Kim De Leeneer et al. J Mol Diagn.

Abstract

We previously validated mutation scanning for BRCA1 and 2 using high-resolution melting curve analysis (HRMCA). Due to recurrent single nucleotide polymorphisms (SNPs), a considerable amount of sequencing work remains after HRMCA, as melting curves for SNPs and deleterious mutations may be similar. Here, we present a simple approach for the optimization of SNP genotyping with HRMCA using unlabeled probes.

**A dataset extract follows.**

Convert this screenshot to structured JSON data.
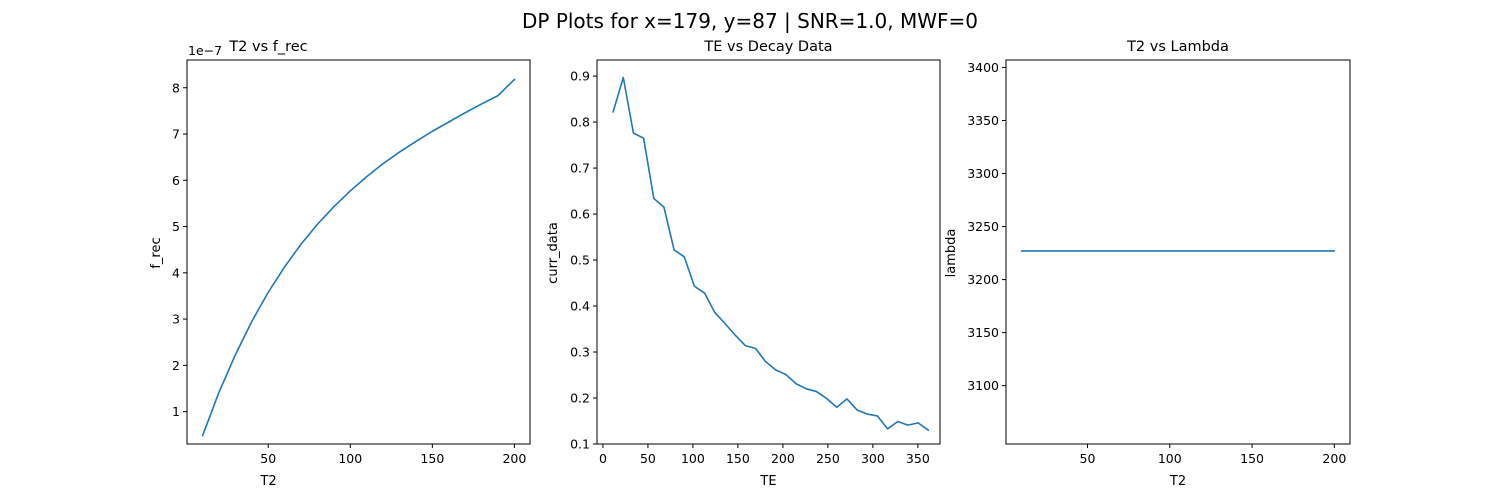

Protocols were optimized for 14 frequent SNPs in BRCA1 and 2. Two probes contained an additional mismatch to detect a rare polymorphism a few nucleotides upstream. PCR was performed in the presence of LCgreenPlus and analyzed on a Lightscanner. Genotyping assays were optimized with five wild-type, heterozygous, and homozygous mutant samples. Sensitivity and specificity of the assays were evaluated with a blind screening of 95 samples. All unlabeled probes correctly genotyped the SNPs. A 1:5 asymmetric primer ratio produced sufficient probe-strand duplexes to accurately genotype the SNP of interest. The most important parameter to optimize was the number of PCR cycles. By complementing our BRCA1/2 HRMCA with 14 unlabeled probe assays, we reduced the sequencing burden by three-fold. Our simple approach for optimization can be used as a blueprint to design genotyping assays for other genes. This is one of the largest studies reported to date and the first that presents an approach combining genotyping and mutation scanning of two large polymorphic genes.

Figures

Figure 1
Figure 1
Melting profiles of an unlabeled probe assay allowing the simultaneous identification of five distinct alleles from two BRCA1 SNPs, separated by a few bp (BRCA1 c.3113 A>G and c.3119G>A). Samples were analyzed with amplicon scanning and unlabeled probe genotyping. With the expert scanning module (left panel) only three distinct clusters can be detected. Samples with alleles heterozygous for only one of both SNPs generate similar melting curves. Furthermore, samples with alleles homozygous for rs16941 (BRCA1 c.3113 A>G) cannot be distinguished from wild-type samples. Genotyping of these samples with our unlabeled probe assay allowed simultaneous identification of all five distinct alleles by melting analysis (right panel).